REPUBLIKA.CO.ID, JAKARTA -- Peneliti dari Pusat Kajian Jaminan Sosial Universitas Indonesia Risky Kusuma Hartono mengemukakan hasil studi yang menunjukkan bahwa konsumsi rokok mempengaruhi pemenuhan gizi anggota keluarga penerima bantuan sosial (bansos) dari pemerintah. Konsumsi rokok pada rumah tangga penerima bantuan dalam Program Keluarga Harapan (PKH) rata-rata 3,5 batang per kapita per minggu dan pada rumah tangga penerima bantuan beras sejahtera sampai 4,5 batang per kapita per minggu.
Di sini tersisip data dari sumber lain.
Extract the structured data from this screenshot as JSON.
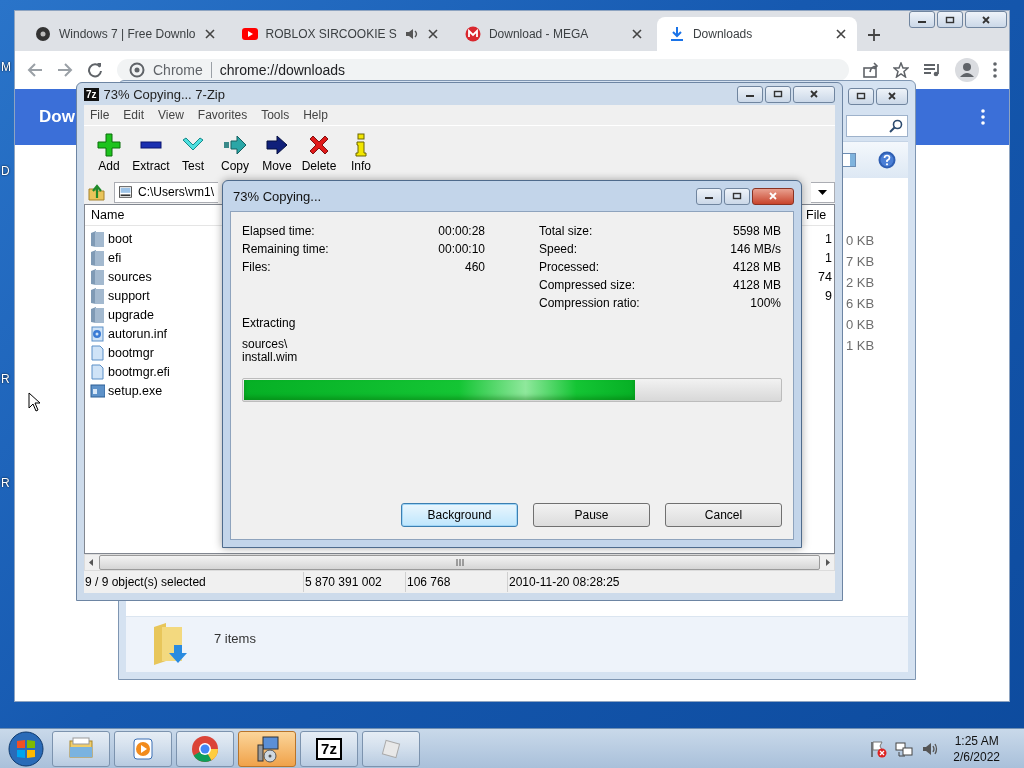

Menurut hasil studi, Risky mengatakan, warga yang menerima bantuan PKH memiliki peluang 11 persen lebih tinggi dari warga yang tidak menerima bantuan untuk merokok dan perilaku tersebut mempengaruhi penggunaan uang untuk memenuhi kebutuhan gizi keluarga. Risky menjelaskan bahwa menurut hasil studi, jika dibandingkan dengan keluarga yang mendapat bantuan tetapi tidak merokok, konsumsi konsumsi kalori, protein, lemak, dan karbohidrat pada keluarga penerima bantuan yang merokok jauh lebih rendah.
"Pengendalian perilaku merokok pada keluarga penerima bantuan sosial harus diatur lebih tegas agar penggunaannya tidak digunakan untuk membeli rokok, sehingga konsumsi gizi keluarga lebih tercukupi," kata Risky pada "Sosialisasi Pemahaman Hubungan Perilaku Merokok dan Stunting"yang diikuti secara daring dari Jakarta, Kamis (20/1/2022).
"Kita memerlukan denormalisasi perilaku merokok pada keluarga," kata dia.
Dia menyarankan, Badan Kependudukan dan Keluarga Berencana Nasional (BKKBN) selaku ketua tim percepatan penurunan stunting melakukan intervensi untuk mengatasi pengaruh perilaku merokok dalam keluarga, yang bisa menyebabkan kebutuhan gizi keluarga tidak tercukupi. Menurut dia, pemerintah sebaiknya juga memasukkan upaya pengendalian dampak penggunaan tembakau dalam strategi penurunan angka kasus stunting, kekurangan gizi kronis yang menyebabkan pertumbuhan terganggu sehingga anak menjadi tengkes.